The 13th Commonwealth Women’s Affairs Minister’s Meeting was held in the country at the Atlantis Resort from August 21st – 23rd. The event wrapped with a press conference on Wednesday where Commonwealth Secretary General, the Rt. Hon. Baroness Patricia Scotland, K.C. addressed the issue of marital rape speaking to what prompted laws to be changed in her home country.

Baroness Patricia Scotland said, “violence came mainly from partners and ex-partners and on many occasions when the abused person, usually the woman, left home one the ways in which the woman was then pursued by the partner was sexual. And there would be no consent because they’d separated.”

Scotland further explained, “the law was changed particularly because of the nature and level of domestic violence and sexual abuse. And so, the idea that has become embedded is that any act of sexual intercourse to be lawful has to be consensual whether that’s within or without marriage.”
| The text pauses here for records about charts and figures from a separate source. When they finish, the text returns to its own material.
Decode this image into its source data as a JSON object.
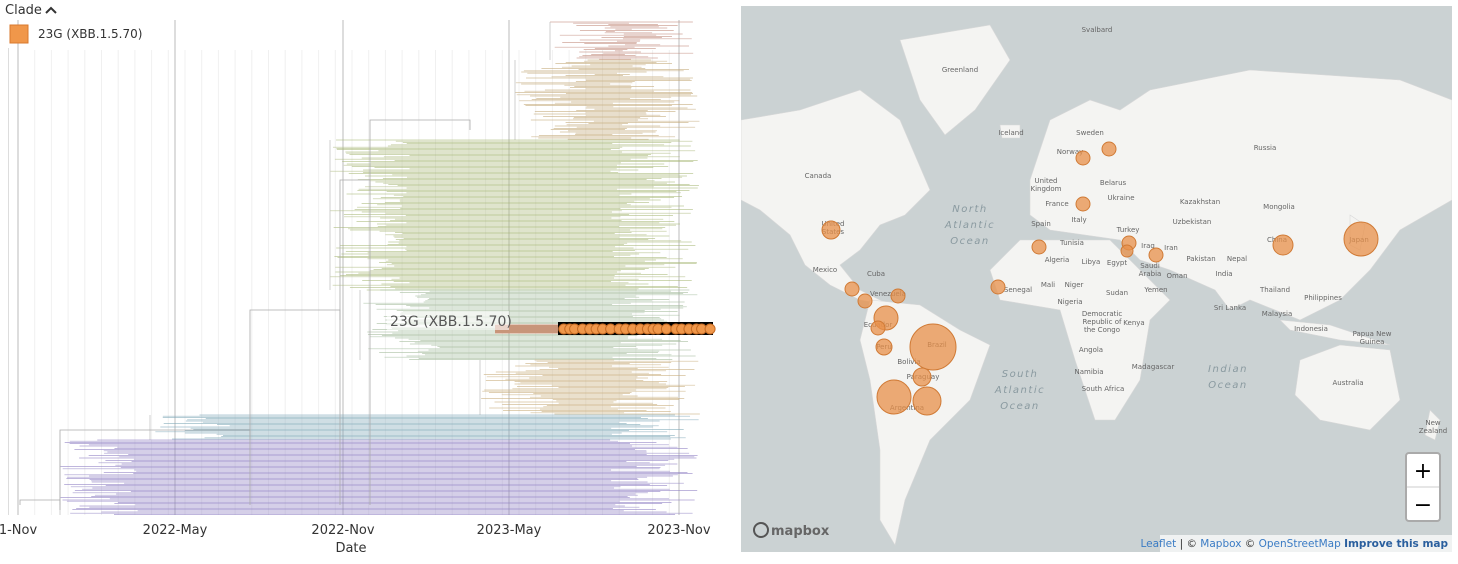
{
  "legend": {
    "title": "Clade",
    "items": [
      "23G (XBB.1.5.70)"
    ]
  },
  "tree": {
    "x_axis": {
      "label": "Date",
      "ticks": [
        "1-Nov",
        "2022-May",
        "2022-Nov",
        "2023-May",
        "2023-Nov"
      ]
    },
    "clade_label": "23G (XBB.1.5.70)"
  },
  "map": {
    "labels": [
      [
        "Svalbard"
      ],
      [
        "Greenland"
      ],
      [
        "Iceland"
      ],
      [
        "Sweden"
      ],
      [
        "Norway"
      ],
      [
        "Russia"
      ],
      [
        "Canada"
      ],
      [
        "United",
        "States"
      ],
      [
        "United",
        "Kingdom"
      ],
      [
        "Belarus"
      ],
      [
        "France"
      ],
      [
        "Ukraine"
      ],
      [
        "Spain"
      ],
      [
        "Italy"
      ],
      [
        "Kazakhstan"
      ],
      [
        "Uzbekistan"
      ],
      [
        "Mongolia"
      ],
      [
        "Turkey"
      ],
      [
        "Tunisia"
      ],
      [
        "Algeria"
      ],
      [
        "Libya"
      ],
      [
        "Egypt"
      ],
      [
        "Iraq"
      ],
      [
        "Iran"
      ],
      [
        "China"
      ],
      [
        "Japan"
      ],
      [
        "Saudi",
        "Arabia"
      ],
      [
        "Pakistan"
      ],
      [
        "Nepal"
      ],
      [
        "India"
      ],
      [
        "Oman"
      ],
      [
        "Mexico"
      ],
      [
        "Cuba"
      ],
      [
        "Mali"
      ],
      [
        "Niger"
      ],
      [
        "Senegal"
      ],
      [
        "Nigeria"
      ],
      [
        "Sudan"
      ],
      [
        "Yemen"
      ],
      [
        "Venezuela"
      ],
      [
        "Ecuador"
      ],
      [
        "Peru"
      ],
      [
        "Brazil"
      ],
      [
        "Bolivia"
      ],
      [
        "Paraguay"
      ],
      [
        "Argentina"
      ],
      [
        "Democratic",
        "Republic of",
        "the Congo"
      ],
      [
        "Kenya"
      ],
      [
        "Angola"
      ],
      [
        "Namibia"
      ],
      [
        "Madagascar"
      ],
      [
        "South Africa"
      ],
      [
        "Thailand"
      ],
      [
        "Philippines"
      ],
      [
        "Sri Lanka"
      ],
      [
        "Malaysia"
      ],
      [
        "Indonesia"
      ],
      [
        "Papua New",
        "Guinea"
      ],
      [
        "Australia"
      ],
      [
        "New",
        "Zealand"
      ]
    ],
    "oceans": [
      [
        "North",
        "Atlantic",
        "Ocean"
      ],
      [
        "South",
        "Atlantic",
        "Ocean"
      ],
      [
        "Indian",
        "Ocean"
      ]
    ],
    "logo": "mapbox",
    "attribution": [
      "Leaflet",
      "| ©",
      "Mapbox",
      "©",
      "OpenStreetMap",
      "Improve this map"
    ],
    "zoom": [
      "+",
      "−"
    ]
  }
}
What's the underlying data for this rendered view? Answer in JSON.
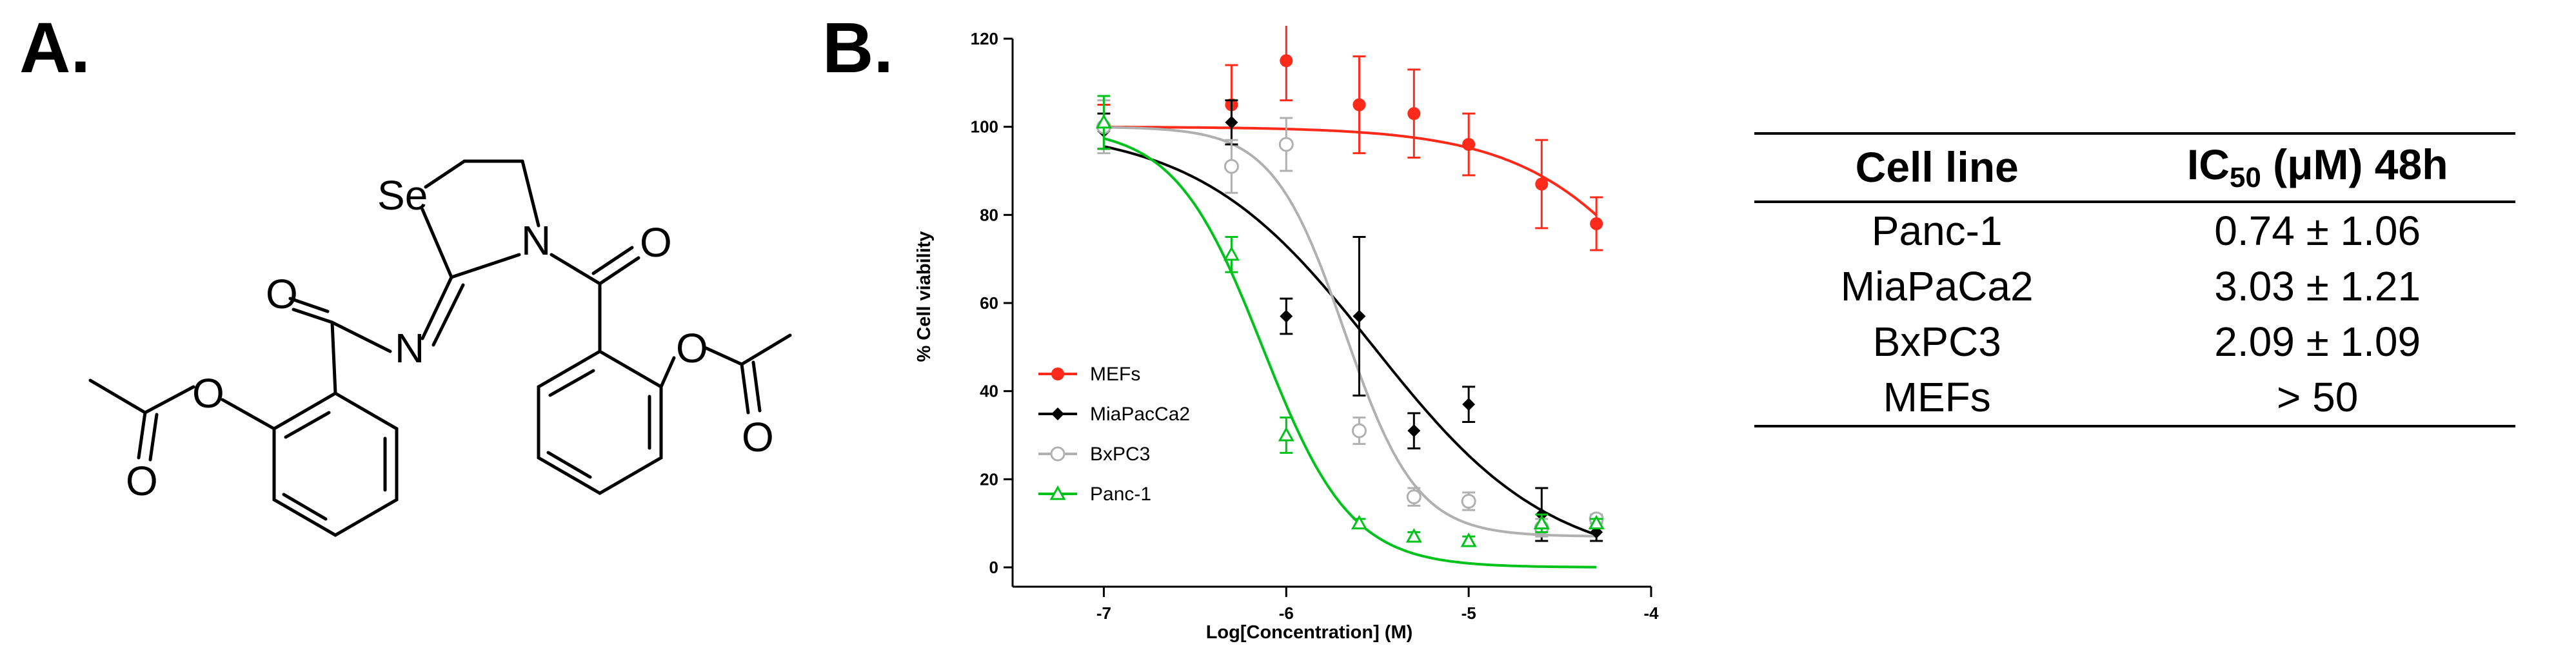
{
  "panels": {
    "a_label": "A.",
    "b_label": "B."
  },
  "molecule": {
    "atoms": {
      "se": "Se",
      "n_ring": "N",
      "n_imine": "N",
      "o_amide": "O",
      "o_ketone": "O",
      "o_ester_left": "O",
      "o_carbonyl_left": "O",
      "o_ester_right": "O",
      "o_carbonyl_right": "O"
    }
  },
  "chart_data": {
    "type": "scatter",
    "xlabel": "Log[Concentration] (M)",
    "ylabel": "% Cell viability",
    "xlim": [
      -7.5,
      -4
    ],
    "ylim": [
      0,
      120
    ],
    "x_ticks": [
      -7,
      -6,
      -5,
      -4
    ],
    "x_tick_labels": [
      "-7",
      "-6",
      "-5",
      "-4"
    ],
    "y_ticks": [
      0,
      20,
      40,
      60,
      80,
      100,
      120
    ],
    "y_tick_labels": [
      "0",
      "20",
      "40",
      "60",
      "80",
      "100",
      "120"
    ],
    "legend_position": "left-lower",
    "series": [
      {
        "name": "MEFs",
        "color": "#ff2a1a",
        "marker": "filled-circle",
        "x": [
          -7,
          -6.3,
          -6,
          -5.6,
          -5.3,
          -5,
          -4.6,
          -4.3
        ],
        "y": [
          100,
          105,
          115,
          105,
          103,
          96,
          87,
          78
        ],
        "err": [
          5,
          9,
          9,
          11,
          10,
          7,
          10,
          6
        ],
        "fit": {
          "top": 100,
          "bottom": 0,
          "logec50": -3.7,
          "hill": 1.0
        }
      },
      {
        "name": "MiaPacCa2",
        "color": "#000000",
        "marker": "filled-diamond",
        "x": [
          -7,
          -6.3,
          -6,
          -5.6,
          -5.3,
          -5,
          -4.6,
          -4.3
        ],
        "y": [
          99,
          101,
          57,
          57,
          31,
          37,
          12,
          8
        ],
        "err": [
          4,
          5,
          4,
          18,
          4,
          4,
          6,
          2
        ],
        "fit": {
          "top": 100,
          "bottom": 0,
          "logec50": -5.52,
          "hill": 0.9
        }
      },
      {
        "name": "BxPC3",
        "color": "#b0b0b0",
        "marker": "open-circle",
        "x": [
          -7,
          -6.3,
          -6,
          -5.6,
          -5.3,
          -5,
          -4.6,
          -4.3
        ],
        "y": [
          100,
          91,
          96,
          31,
          16,
          15,
          9,
          11
        ],
        "err": [
          6,
          6,
          6,
          3,
          2,
          2,
          2,
          1
        ],
        "fit": {
          "top": 100,
          "bottom": 7,
          "logec50": -5.68,
          "hill": 2.2
        }
      },
      {
        "name": "Panc-1",
        "color": "#00c21a",
        "marker": "open-triangle",
        "x": [
          -7,
          -6.3,
          -6,
          -5.6,
          -5.3,
          -5,
          -4.6,
          -4.3
        ],
        "y": [
          101,
          71,
          30,
          10,
          7,
          6,
          10,
          10
        ],
        "err": [
          6,
          4,
          4,
          1,
          1,
          1,
          2,
          1
        ],
        "fit": {
          "top": 100,
          "bottom": 0,
          "logec50": -6.13,
          "hill": 1.8
        }
      }
    ]
  },
  "table": {
    "header_cell_line": "Cell line",
    "header_ic50_prefix": "IC",
    "header_ic50_sub": "50",
    "header_ic50_suffix": " (μM) 48h",
    "rows": [
      {
        "cell_line": "Panc-1",
        "ic50": "0.74 ± 1.06"
      },
      {
        "cell_line": "MiaPaCa2",
        "ic50": "3.03 ± 1.21"
      },
      {
        "cell_line": "BxPC3",
        "ic50": "2.09 ± 1.09"
      },
      {
        "cell_line": "MEFs",
        "ic50": "> 50"
      }
    ]
  }
}
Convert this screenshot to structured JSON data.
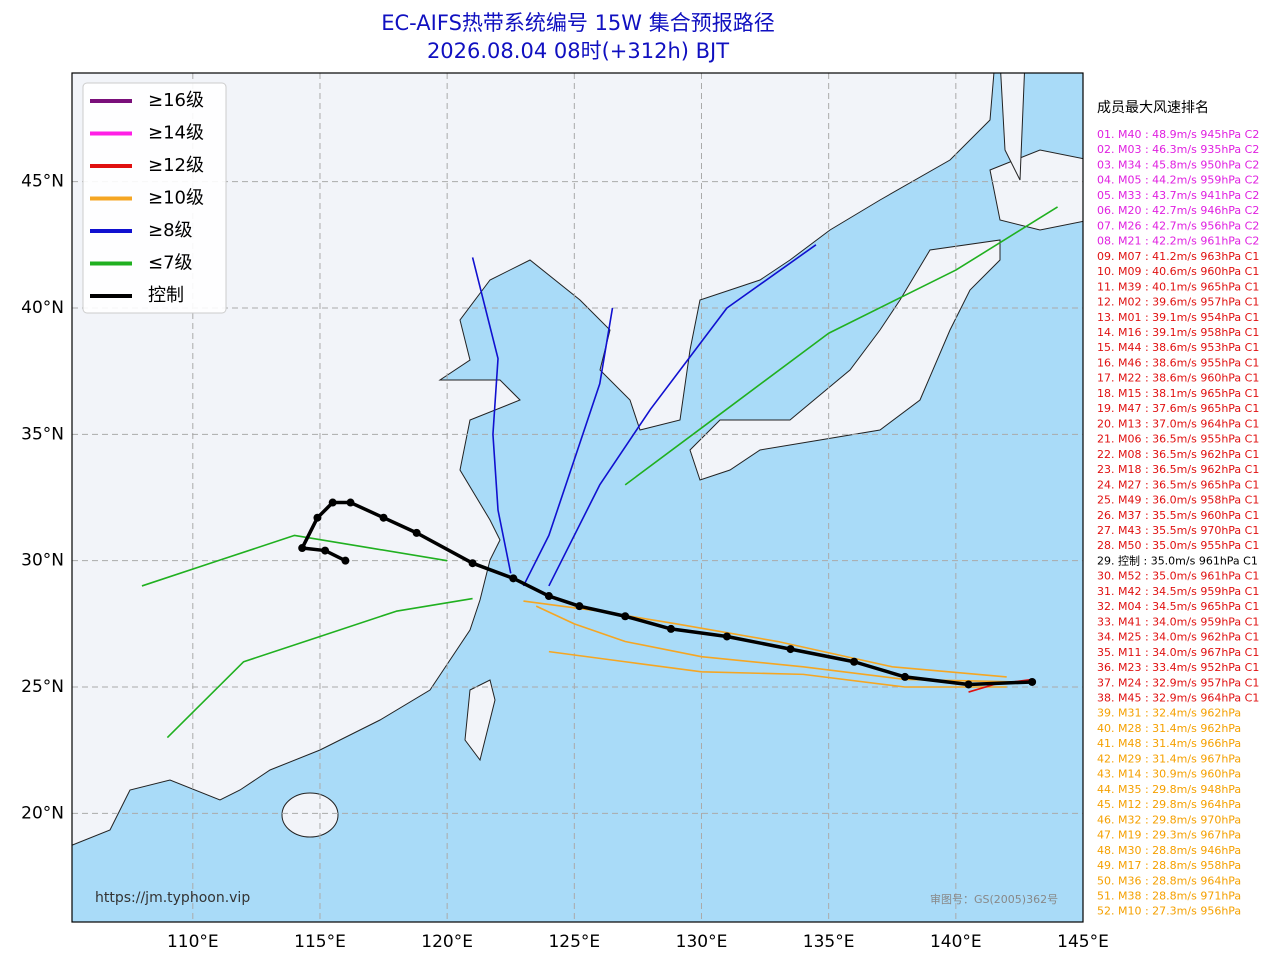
{
  "title": "EC-AIFS热带系统编号 15W 集合预报路径",
  "subtitle": "2026.08.04 08时(+312h) BJT",
  "map": {
    "xlim": [
      105.25,
      145
    ],
    "ylim": [
      15.7,
      49.3
    ],
    "xticks": [
      {
        "value": 110,
        "label": "110°E"
      },
      {
        "value": 115,
        "label": "115°E"
      },
      {
        "value": 120,
        "label": "120°E"
      },
      {
        "value": 125,
        "label": "125°E"
      },
      {
        "value": 130,
        "label": "130°E"
      },
      {
        "value": 135,
        "label": "135°E"
      },
      {
        "value": 140,
        "label": "140°E"
      },
      {
        "value": 145,
        "label": "145°E"
      }
    ],
    "yticks": [
      {
        "value": 20,
        "label": "20°N"
      },
      {
        "value": 25,
        "label": "25°N"
      },
      {
        "value": 30,
        "label": "30°N"
      },
      {
        "value": 35,
        "label": "35°N"
      },
      {
        "value": 40,
        "label": "40°N"
      },
      {
        "value": 45,
        "label": "45°N"
      }
    ],
    "grid": true
  },
  "legend": [
    {
      "label": "≥16级",
      "color": "#7a0f7a"
    },
    {
      "label": "≥14级",
      "color": "#ff1ee6"
    },
    {
      "label": "≥12级",
      "color": "#e01010"
    },
    {
      "label": "≥10级",
      "color": "#f5a623"
    },
    {
      "label": "≥8级",
      "color": "#1010d0"
    },
    {
      "label": "≤7级",
      "color": "#20b020"
    },
    {
      "label": "控制",
      "color": "#000000"
    }
  ],
  "members": [
    {
      "color": "#f5a623",
      "lon": [
        142.5,
        138,
        134,
        130,
        127,
        125,
        123.5
      ],
      "lat": [
        25.2,
        25.3,
        25.8,
        26.2,
        26.8,
        27.5,
        28.2
      ]
    },
    {
      "color": "#f5a623",
      "lon": [
        142,
        138,
        134,
        130,
        127,
        124
      ],
      "lat": [
        25,
        25,
        25.5,
        25.6,
        26,
        26.4
      ]
    },
    {
      "color": "#f5a623",
      "lon": [
        142,
        137.5,
        133,
        129,
        126,
        123
      ],
      "lat": [
        25.4,
        25.8,
        26.8,
        27.5,
        28,
        28.4
      ]
    },
    {
      "color": "#1010d0",
      "lon": [
        122.5,
        122,
        121.8,
        122,
        121
      ],
      "lat": [
        29.5,
        32,
        35,
        38,
        42
      ]
    },
    {
      "color": "#1010d0",
      "lon": [
        123,
        124,
        125,
        126,
        126.5
      ],
      "lat": [
        29,
        31,
        34,
        37,
        40
      ]
    },
    {
      "color": "#1010d0",
      "lon": [
        124,
        126,
        128,
        131,
        134.5
      ],
      "lat": [
        29,
        33,
        36,
        40,
        42.5
      ]
    },
    {
      "color": "#20b020",
      "lon": [
        121,
        118,
        115,
        112,
        109
      ],
      "lat": [
        28.5,
        28,
        27,
        26,
        23
      ]
    },
    {
      "color": "#20b020",
      "lon": [
        120,
        117,
        114,
        111,
        108
      ],
      "lat": [
        30,
        30.5,
        31,
        30,
        29
      ]
    },
    {
      "color": "#20b020",
      "lon": [
        127,
        131,
        135,
        140,
        144
      ],
      "lat": [
        33,
        36,
        39,
        41.5,
        44
      ]
    },
    {
      "color": "#e01010",
      "lon": [
        143,
        141.5,
        140.5
      ],
      "lat": [
        25.3,
        25.1,
        24.8
      ]
    }
  ],
  "control": {
    "color": "#000000",
    "lon": [
      143,
      140.5,
      138,
      136,
      133.5,
      131,
      128.8,
      127,
      125.2,
      124,
      122.6,
      121,
      118.8,
      117.5,
      116.2,
      115.5,
      114.9,
      114.3,
      115.2,
      116
    ],
    "lat": [
      25.2,
      25.1,
      25.4,
      26,
      26.5,
      27,
      27.3,
      27.8,
      28.2,
      28.6,
      29.3,
      29.9,
      31.1,
      31.7,
      32.3,
      32.3,
      31.7,
      30.5,
      30.4,
      30
    ]
  },
  "ranking": {
    "title": "成员最大风速排名",
    "groups": [
      {
        "color": "#e020e0",
        "items": [
          "01. M40 : 48.9m/s 945hPa C2",
          "02. M03 : 46.3m/s 935hPa C2",
          "03. M34 : 45.8m/s 950hPa C2",
          "04. M05 : 44.2m/s 959hPa C2",
          "05. M33 : 43.7m/s 941hPa C2",
          "06. M20 : 42.7m/s 946hPa C2",
          "07. M26 : 42.7m/s 956hPa C2",
          "08. M21 : 42.2m/s 961hPa C2"
        ]
      },
      {
        "color": "#e01010",
        "items": [
          "09. M07 : 41.2m/s 963hPa C1",
          "10. M09 : 40.6m/s 960hPa C1",
          "11. M39 : 40.1m/s 965hPa C1",
          "12. M02 : 39.6m/s 957hPa C1",
          "13. M01 : 39.1m/s 954hPa C1",
          "14. M16 : 39.1m/s 958hPa C1",
          "15. M44 : 38.6m/s 953hPa C1",
          "16. M46 : 38.6m/s 955hPa C1",
          "17. M22 : 38.6m/s 960hPa C1",
          "18. M15 : 38.1m/s 965hPa C1",
          "19. M47 : 37.6m/s 965hPa C1",
          "20. M13 : 37.0m/s 964hPa C1",
          "21. M06 : 36.5m/s 955hPa C1",
          "22. M08 : 36.5m/s 962hPa C1",
          "23. M18 : 36.5m/s 962hPa C1",
          "24. M27 : 36.5m/s 965hPa C1",
          "25. M49 : 36.0m/s 958hPa C1",
          "26. M37 : 35.5m/s 960hPa C1",
          "27. M43 : 35.5m/s 970hPa C1",
          "28. M50 : 35.0m/s 955hPa C1"
        ]
      },
      {
        "color": "#000000",
        "items": [
          "29. 控制 : 35.0m/s 961hPa C1"
        ]
      },
      {
        "color": "#e01010",
        "items": [
          "30. M52 : 35.0m/s 961hPa C1",
          "31. M42 : 34.5m/s 959hPa C1",
          "32. M04 : 34.5m/s 965hPa C1",
          "33. M41 : 34.0m/s 959hPa C1",
          "34. M25 : 34.0m/s 962hPa C1",
          "35. M11 : 34.0m/s 967hPa C1",
          "36. M23 : 33.4m/s 952hPa C1",
          "37. M24 : 32.9m/s 957hPa C1",
          "38. M45 : 32.9m/s 964hPa C1"
        ]
      },
      {
        "color": "#f5a000",
        "items": [
          "39. M31 : 32.4m/s 962hPa",
          "40. M28 : 31.4m/s 962hPa",
          "41. M48 : 31.4m/s 966hPa",
          "42. M29 : 31.4m/s 967hPa",
          "43. M14 : 30.9m/s 960hPa",
          "44. M35 : 29.8m/s 948hPa",
          "45. M12 : 29.8m/s 964hPa",
          "46. M32 : 29.8m/s 970hPa",
          "47. M19 : 29.3m/s 967hPa",
          "48. M30 : 28.8m/s 946hPa",
          "49. M17 : 28.8m/s 958hPa",
          "50. M36 : 28.8m/s 964hPa",
          "51. M38 : 28.8m/s 971hPa",
          "52. M10 : 27.3m/s 956hPa"
        ]
      }
    ]
  },
  "source": "https://jm.typhoon.vip",
  "approval": "审图号：GS(2005)362号"
}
The Secretray General says sexual violence was estimated to cost England twenty three billion pounds annually. “But the cost in lives was much greater than the cost economically and abuse whether in or outside marriage is abuse. We certainly took the view that women needed to be protected and they have been protected. Every country, of course, has to have its own debate, have to come to its own decision. But this is really an issue of human rights and whether a woman is entitled to have control over her body and be able to consent to who has access to that body.”